Big Ben Is the Name of the Bell, Not the Tower or Clock
Those who've seen London only from TV sets and movie theaters know of Big Ben as that huge tower with the clock face on it. But "Big Ben" is actually the name of just the bell inside. The clock is named the Great Clock of Westminster, and the tower has been known at different times as the Clock Tower, St. Stephen's Tower, and the Elizabeth Tower. The structure was renamed the Elizabeth Tower in 2012, in honor of the Queen’s Diamond Jubilee.
The Bell Isn’t the Original The original bell was cast by Warners of Norton, weighed 16.5 tons, and was shipped to London to be installed when the clock tower was completed. Testing of the clock went on in the meantime and was fine until the designer, Edmund Beckett Denison, changed the hammer to a much larger one. This decision caused the original bell to break, and the pieces were melted down. A new bell was cast from the melted remains of the original one, but two months later, that bell broke too. The problem was solved when the bell was turned a quarter clockwise and chimed with an even lighter hammer.
Money Makes The Time Accurate
Money may make the world go round, but it also makes the clock on Big Ben keep accurate time. Old British pennies are stacked on top of the clock’s pendulum to balance it, which makes its timekeeping more consistent and steadies its swing. By adding or taking away one of the coins changes the accuracy of the clock by 2/5ths of a second.
The Clock Survived a Nazi Bombing During World War II, the Nazis bombed central and southern England for two years, a sustained campaign known as the Blitz. One of these runs in 1941 managed to hit the building that housed the parliament and damaged the roof over Big Ben, as well as some of its dials. However, the clock kept working even though much of the structure around it needed repair. Unfortunately, the clock didn't do so well in 1949, when a flock of birds decided to rest on the clock's minute hand. Apparently, so many of them landed on the minute hand, their weight slowed the clock down enough that it became four and one half minutes slow.

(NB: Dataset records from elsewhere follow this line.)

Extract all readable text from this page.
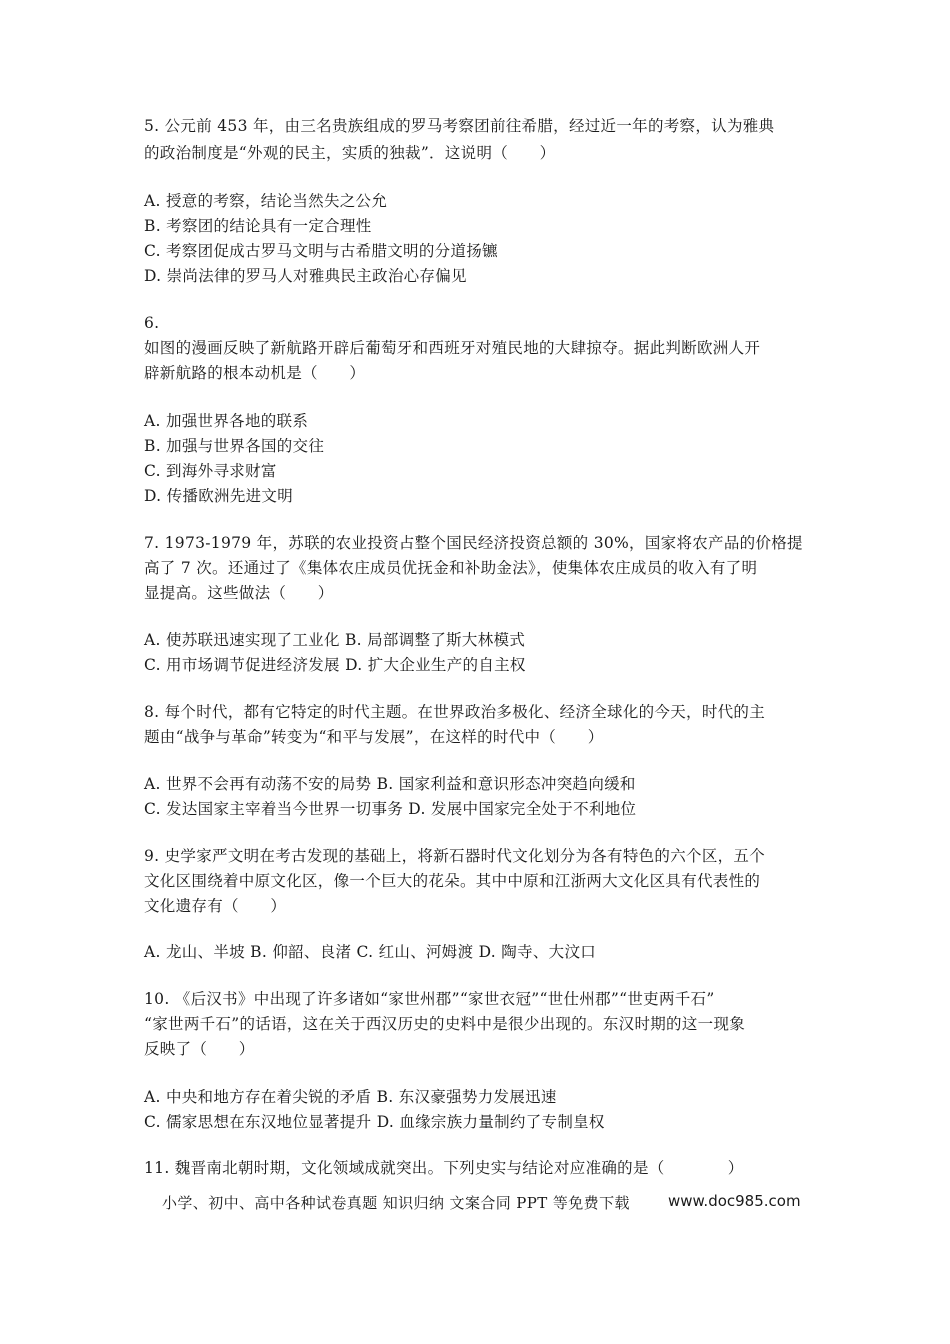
5. 公元前 453 年，由三名贵族组成的罗马考察团前往希腊，经过近一年的考察，认为雅典
的政治制度是“外观的民主，实质的独裁”．这说明（　　）
A. 授意的考察，结论当然失之公允
B. 考察团的结论具有一定合理性
C. 考察团促成古罗马文明与古希腊文明的分道扬镳
D. 崇尚法律的罗马人对雅典民主政治心存偏见
6.
如图的漫画反映了新航路开辟后葡萄牙和西班牙对殖民地的大肆掠夺。据此判断欧洲人开
辟新航路的根本动机是（　　）
A. 加强世界各地的联系
B. 加强与世界各国的交往
C. 到海外寻求财富
D. 传播欧洲先进文明
7. 1973-1979 年，苏联的农业投资占整个国民经济投资总额的 30%，国家将农产品的价格提
高了 7 次。还通过了《集体农庄成员优抚金和补助金法》，使集体农庄成员的收入有了明
显提高。这些做法（　　）
A. 使苏联迅速实现了工业化 B. 局部调整了斯大林模式
C. 用市场调节促进经济发展 D. 扩大企业生产的自主权
8. 每个时代，都有它特定的时代主题。在世界政治多极化、经济全球化的今天，时代的主
题由“战争与革命”转变为“和平与发展”，在这样的时代中（　　）
A. 世界不会再有动荡不安的局势 B. 国家利益和意识形态冲突趋向缓和
C. 发达国家主宰着当今世界一切事务 D. 发展中国家完全处于不利地位
9. 史学家严文明在考古发现的基础上，将新石器时代文化划分为各有特色的六个区，五个
文化区围绕着中原文化区，像一个巨大的花朵。其中中原和江浙两大文化区具有代表性的
文化遗存有（　　）
A. 龙山、半坡 B. 仰韶、良渚 C. 红山、河姆渡 D. 陶寺、大汶口
10. 《后汉书》中出现了许多诸如“家世州郡”“家世衣冠”“世仕州郡”“世吏两千石”
“家世两千石”的话语，这在关于西汉历史的史料中是很少出现的。东汉时期的这一现象
反映了（　　）
A. 中央和地方存在着尖锐的矛盾 B. 东汉豪强势力发展迅速
C. 儒家思想在东汉地位显著提升 D. 血缘宗族力量制约了专制皇权
11. 魏晋南北朝时期，文化领域成就突出。下列史实与结论对应准确的是（　　　　）
小学、初中、高中各种试卷真题 知识归纳 文案合同 PPT 等免费下载	www.doc985.com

Big Ben Has Been Eerily Quiet Since 2017
It shouldn't be a surprise that Big Ben occasionally needs major maintenance and refurbishing, but this latest round is a big one. Workers have been in the middle of a restoration project on the clock and tower since 2017, and as part of the project, Big Ben's regular daily chimes have stopped. This is because the loud chimes could put the workers at risk (you really don't want to be that close to the chimes because of the volume). The clock will still chime on special occasions like New Year's Eve, but until at least 2021, the clock will remain mostly silent.